L'architecture de l'économie mondiale est en train de changer, les marchés émergents devenant un élément central de la croissance, de l'innovation et de la création de richesses au niveau mondial. Les investisseurs mondiaux devraient par conséquent envisager d'augmenter ou de renforcer leur exposition « core » aux actions émergentes.

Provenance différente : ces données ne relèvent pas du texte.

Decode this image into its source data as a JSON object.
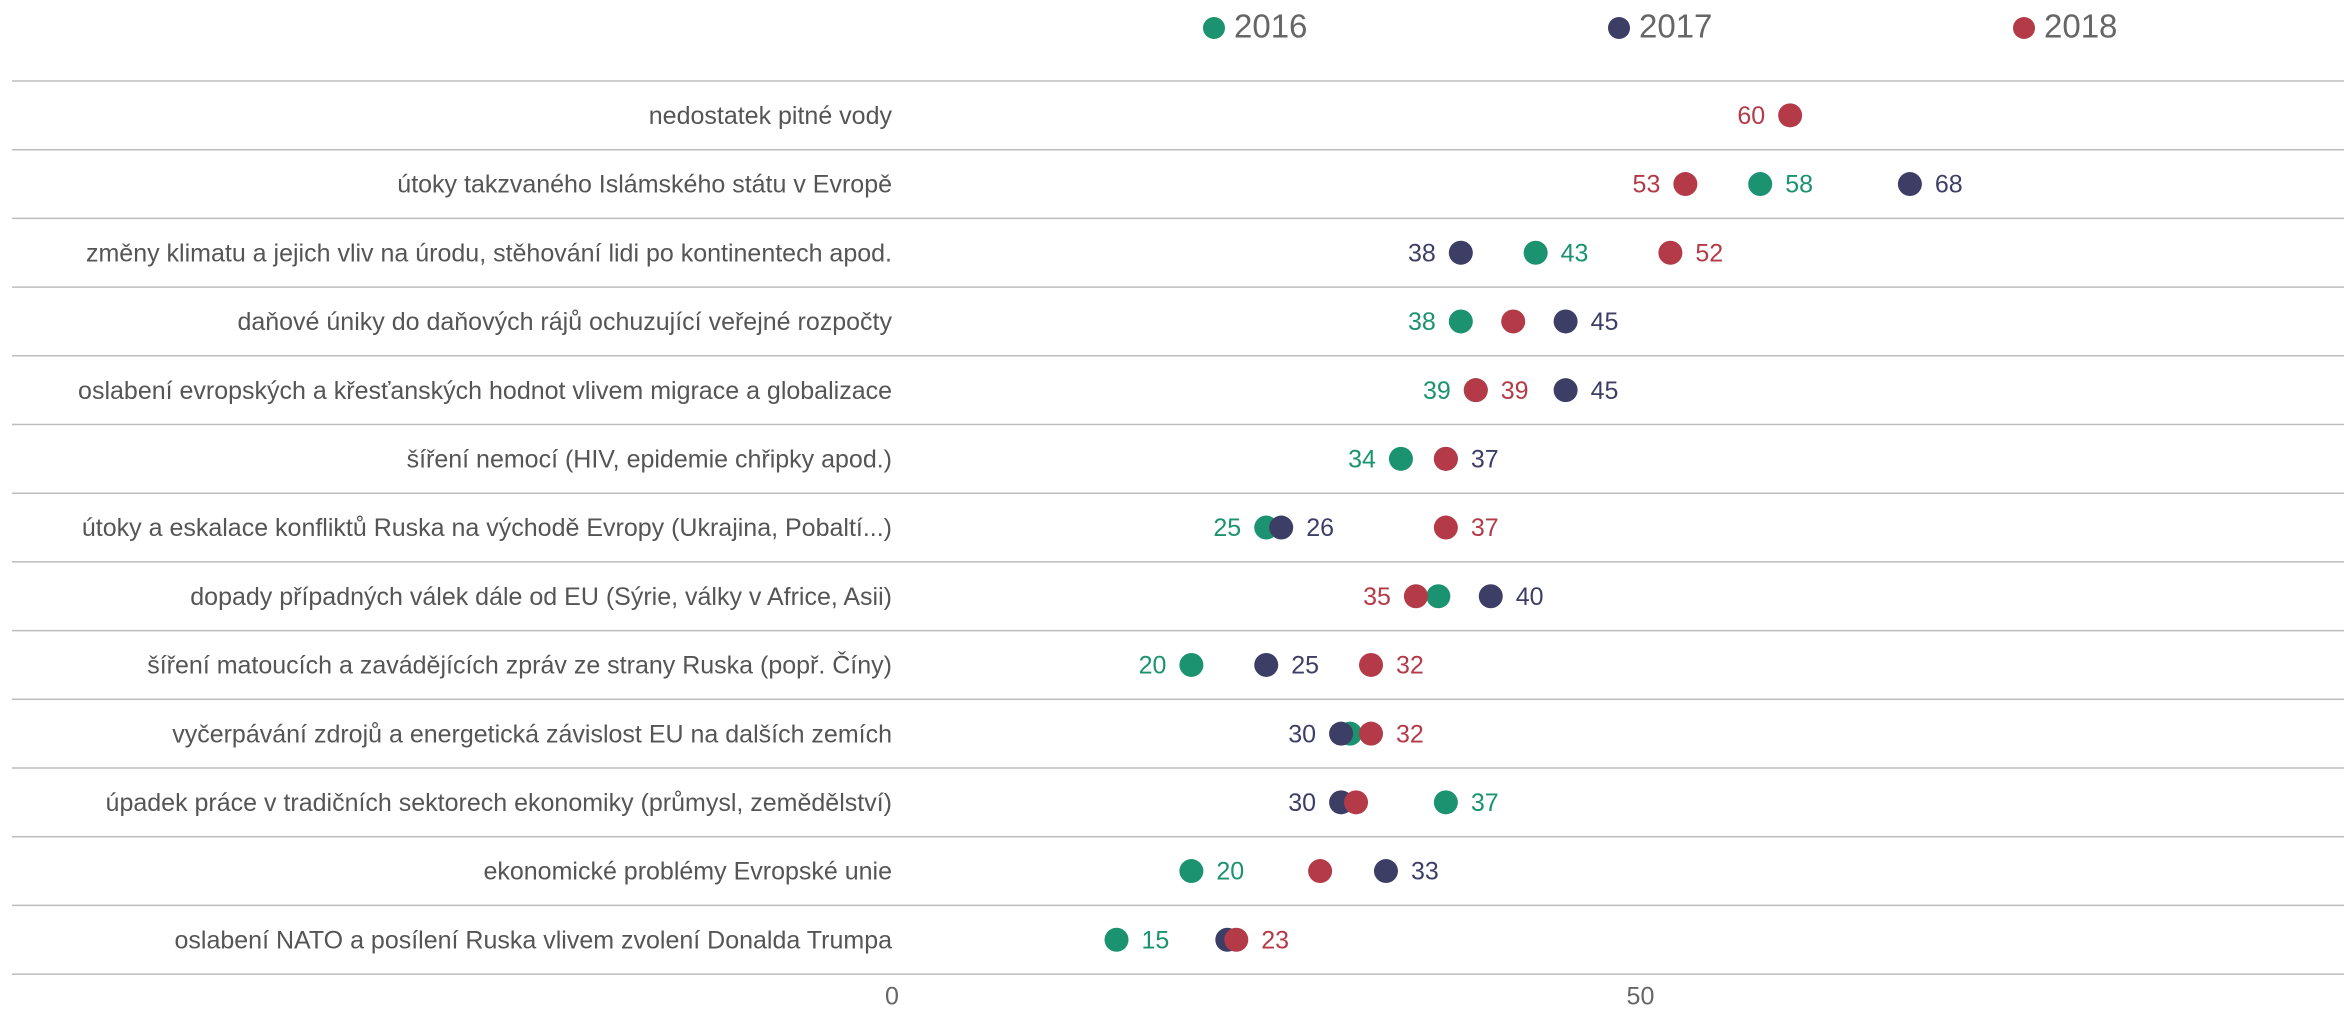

Depuis plus de 30 ans que Robeco investit dans les marchés émergents, une constante s'est imposée : l'inexorable progression économique de l'ensemble des marchés émergents. Cependant, les actions émergentes continuent d'être considérées comme dans le passé : des amplificateurs à beta élevé des cycles mondiaux, des bénéficiaires de la croissance chinoise axés sur les matières premières ou des diversificateurs dans un portefeuille centré sur les marchés développés. La réalité suggère que ce cadre n'est plus approprié. En 2025, les économies émergentes et en développement représentaient 60 % du PIB mondial à parité de pouvoir d'achat (PPA), contre 40 % pour les pays développés, selon une analyse récente des données du FMI.1 Les économies des marchés émergents devraient continuer à croître plus rapidement à l'avenir (voir Graphique 1). En outre, à l'exception notable de la Chine, les économies émergentes sont moins endettées, aussi bien en termes de dette publique que privée, ce qui donne plus de flexibilité aux décideurs politiques. C'est une base solide pour que les pays émergents attirent une part croissante des flux d'investissement mondiaux. 

 

Graphs Dette publique

 

Le Graphique 2 distingue la Chine de ses pairs des marchés émergents, car le niveau de la dette publique de ce pays et sa trajectoire actuelle d'accumulation ressemblent davantage à ceux du G7 qu'à ceux des pays émergents. D'autres grandes économies émergentes, comme le Brésil et l'Inde, ont également une dette relativement élevée par rapport aux autres économies émergentes, avec respectivement 87 % et 81 % du PIB en 2024, selon les données du FMI. Le facteur le plus important est toutefois la viabilité du ratio dette/PIB compte tenu des projections de croissance économique et de facteurs structurels tels que la démographie. De ce point de vue, les marchés émergents en général sont sur une trajectoire plus saine qui laisse présager une croissance économique relativement élevée. Les économies des marchés émergents disposent également d'un fort potentiel d'élargissement de l'assiette fiscale, par rapport aux économies développées, où la charge fiscale est déjà élevée et où la population active diminue.